Does certifying anti-bribery programmes add value?

Does certifying anti-bribery programmes add value?

Tue 04 Oct 2016

Earlier this month, on the eve of the publication of a new International Standard in bribery risk management, I joined a panel debate on the value of anti-bribery programme certification, hosted by Ethic Intelligence at the OECD in Paris.

The event was attended by a number of eminent counter-corruption experts and provided a rare opportunity to examine aspects of corruption usually addressed unilaterally, or otherwise left to academics.

The debate codified into two camps; those who viewed the ISO approach as unnecessary and those who, like me, believe a certifiable International Standard will add real value. My view may not surprise some as I Chair the British Standards Institution Anti-Bribery Committee and Head the UK delegation to the International Standards Organisation (ISO) creating the new International Standard – ISO 37001.

Currently, certifying bodies have created their own benchmarks often drawn from a wide range of anti-bribery best practice guidance issued by organisations such as the OECD, the International Chamber of Commerce and Transparency International, to name a few. Uniquely, in the UK organisations have the opportunity to be certificated against British Standard 10500, the Anti-Bribery Management System.

Some better certification programmes also draw from the experience of anti-bribery practitioners, bribery case law in different jurisdictions and descriptions of a ‘compliance defence’ incorporated into a growing number of national criminal codes.

This lack of consistency in certification benchmarking of anti-bribery programmes, particularly outside of the UK, makes it difficult for organisations to provide assurance to investors, regulators and other stakeholders that the organisation genuinely manages the risk across all of its operations.

It is my view that there is a need for a universally accepted benchmark against which certifications take place and the new ISO standard will provide this.

ISO Standards are respected across the globe because of their global reach and wide adoption. When the ISO governing body met recently in China, President Xi Jinping made this point; “With the deepening of economic globalization, standardization is playing an increasingly important role in facilitating business transactions, supporting industrial development, promoting scientific progress, and regulating social governance,” he said. “Standards have become the common language of the world.”

The committee that created ISO 37001 spent considerable time debating the issue of quality of certification, forming a sub-group to consider the issue and to ensure alignment with ISO’s own guidance on conformity testing. Organisations that adopt ISO 37001 may choose to have their anti-bribery programmes self-certified, peer-certified, certified by a third party or not certified at all.

In the end the success or otherwise of ISO 37001 will come down to two factors;

  • the buy-in of an organisation to the concept of genuinely managing the risk of bribery occurring in its operations; and
  • the quality of any certification process.

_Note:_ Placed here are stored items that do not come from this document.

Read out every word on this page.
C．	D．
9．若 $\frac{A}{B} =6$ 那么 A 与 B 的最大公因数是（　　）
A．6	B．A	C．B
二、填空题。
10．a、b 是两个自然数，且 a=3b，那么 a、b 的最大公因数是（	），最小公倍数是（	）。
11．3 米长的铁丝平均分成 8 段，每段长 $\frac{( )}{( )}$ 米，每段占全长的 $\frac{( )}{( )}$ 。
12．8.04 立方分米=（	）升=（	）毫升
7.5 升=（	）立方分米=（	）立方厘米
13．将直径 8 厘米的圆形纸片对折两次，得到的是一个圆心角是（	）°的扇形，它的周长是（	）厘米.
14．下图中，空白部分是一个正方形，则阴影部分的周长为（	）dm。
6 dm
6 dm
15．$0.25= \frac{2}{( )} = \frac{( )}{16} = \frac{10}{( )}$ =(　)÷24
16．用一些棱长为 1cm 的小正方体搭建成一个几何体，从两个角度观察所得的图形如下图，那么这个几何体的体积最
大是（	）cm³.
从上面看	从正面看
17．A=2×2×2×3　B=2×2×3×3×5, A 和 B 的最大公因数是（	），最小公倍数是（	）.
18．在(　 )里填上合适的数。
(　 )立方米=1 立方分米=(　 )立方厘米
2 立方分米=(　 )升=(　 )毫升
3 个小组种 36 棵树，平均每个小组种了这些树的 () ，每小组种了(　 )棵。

There is a direct correlation between free market economics and poverty reduction. Anything that reduces corruption, including bribery, and supports the free market is a benefit to society at large. The debate on the value of certifying anti-bribery programmes will, no doubt, continue. As an instrument of enhancing free markets, I look forward to ISO 37001 becoming adopted by organisations around the world, whether their anti-bribery programmes are certified or not.